The Domestic RHI scheme is primarily designed to support the retrofit of renewable heating systems. It is designed to help you make the switch from an existing fossil fuel or electric heating system to a renewable one.
Although the scheme was designed for the retrofit of renewable heating systems there is a special category of new-build properties that are eligible to apply to the scheme. These are technically known as ‘eligible new-builds’ but we generally refer to them as custom-builds.
If your renewable heating system was installed during the construction of your property (e.g. so that it is the first heating system in a new property), and was not custom-built it won’t be eligible for the scheme. This applies if your heating system was commissioned (you can check your MCS certificate to see your renewable heating systems commissioning date) before your property was first occupied.

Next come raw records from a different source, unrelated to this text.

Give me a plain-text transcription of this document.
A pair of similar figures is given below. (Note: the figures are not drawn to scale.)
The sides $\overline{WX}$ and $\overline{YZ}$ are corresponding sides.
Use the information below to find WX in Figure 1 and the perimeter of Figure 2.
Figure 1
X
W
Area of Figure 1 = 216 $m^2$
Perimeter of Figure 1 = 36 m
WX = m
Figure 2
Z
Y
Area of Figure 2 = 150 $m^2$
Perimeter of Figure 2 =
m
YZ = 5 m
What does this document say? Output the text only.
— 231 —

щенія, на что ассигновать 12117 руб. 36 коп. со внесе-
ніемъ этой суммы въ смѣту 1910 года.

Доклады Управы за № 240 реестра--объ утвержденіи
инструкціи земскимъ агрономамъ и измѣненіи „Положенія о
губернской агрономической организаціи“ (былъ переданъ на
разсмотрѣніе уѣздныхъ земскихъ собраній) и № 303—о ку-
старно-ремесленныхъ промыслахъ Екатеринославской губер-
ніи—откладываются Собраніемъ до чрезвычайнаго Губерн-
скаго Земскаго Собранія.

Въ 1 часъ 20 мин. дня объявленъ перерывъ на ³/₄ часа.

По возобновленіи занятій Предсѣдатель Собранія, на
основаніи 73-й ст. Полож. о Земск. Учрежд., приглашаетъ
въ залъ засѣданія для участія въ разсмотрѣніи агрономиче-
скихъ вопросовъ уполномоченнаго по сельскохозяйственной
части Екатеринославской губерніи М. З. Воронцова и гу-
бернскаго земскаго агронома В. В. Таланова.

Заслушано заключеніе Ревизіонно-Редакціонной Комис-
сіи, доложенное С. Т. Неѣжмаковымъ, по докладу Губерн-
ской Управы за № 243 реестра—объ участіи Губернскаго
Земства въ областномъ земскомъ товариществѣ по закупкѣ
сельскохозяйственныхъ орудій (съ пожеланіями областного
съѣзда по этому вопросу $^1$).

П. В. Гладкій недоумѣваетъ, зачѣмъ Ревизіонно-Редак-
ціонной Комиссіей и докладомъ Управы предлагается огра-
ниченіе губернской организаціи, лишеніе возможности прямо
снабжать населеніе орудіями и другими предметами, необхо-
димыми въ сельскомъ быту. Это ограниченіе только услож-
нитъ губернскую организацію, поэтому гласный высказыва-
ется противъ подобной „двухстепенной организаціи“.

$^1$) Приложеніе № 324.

The rules around this are set out below.
A property is custom-built where an individual funds the construction and either commissions a builder or architect to create a ‘custom-built’ property for them or builds it themselves as a DIY ‘self-build’ project.
Newly built properties built by non-individuals won’t be eligible for the Domestic RHI – for example this applies where a commercial developer or a social landlord has built the property using company funds, even if the properties are later sold to individuals.
In order for a custom-build property to be eligible, it will need to meet the following criteria:
- The property must have been built principally using the labour or resources of the first owner. This means that the first owner of the property must have either physically constructed it or financed its construction. Where the first owner financed the construction of the property, this can be through the use of a custom-build mortgage or loan.
- The first owner and all subsequent owners of the property must be individuals. The property cannot have been owned, wholly or partly, and at any stage, by a person who is not an individual. Companies or organisations that have constructed new properties and installed a renewable heating system as part of this construction will not be considered custom-builders. If you buy an “off-plan” property from a developer, it is unlikely to be eligible, even if you input substantially into the design, including instructing the developer to install renewable heating.
If you apply for a renewable heating system that was installed in your property before it was first occupied, you may need to provide us with evidence showing that your property is a custom-build:
- If we ask you to provide evidence we will require documentation confirming you or the first owner funded the build of the property (for example an invoice for substantial structural materials or work).
- We may also require evidence that the property has not been owned by a company or organisation (for example the title deeds for the property)
Is my property a custom-build or a retrofit?
Please note the custom-build rules only apply where your renewable heating system was installed before your property was first occupied.
Replacement heating systems commissioned after your property was first occupied do not count as custom-builds:
- If you custom-built your own home several years ago and are only now replacing your old boiler with a renewable heating system, this would be a replacement.
- If you have bought a fairly new property in which a fossil fuel or electric heating system was included during the construction of the property, and you replace this heating system with an eligible renewable technology after the property was first occupied, then this is a replacement.
Conversions and renovations
Renovations: If you renovated your domestic property significantly (e.g. you stripped the building down to a shell and re-built, or extended the property), it will have been occupied, at some point, before the renewable heating system was commissioned. You will not be able to meet the custom-build criteria and will need to follow the normal ‘retrofit’ application route.
Conversions: If your property was converted from a building used for non-residential purposes (e.g. a barn or warehouse) into a dwelling, it will not have been occupied (as a ‘dwelling’) while it was used for non-residential purposes. If your converted property was not occupied before the renewable heating system was installed, you will need to meet the custom-build eligibility criteria.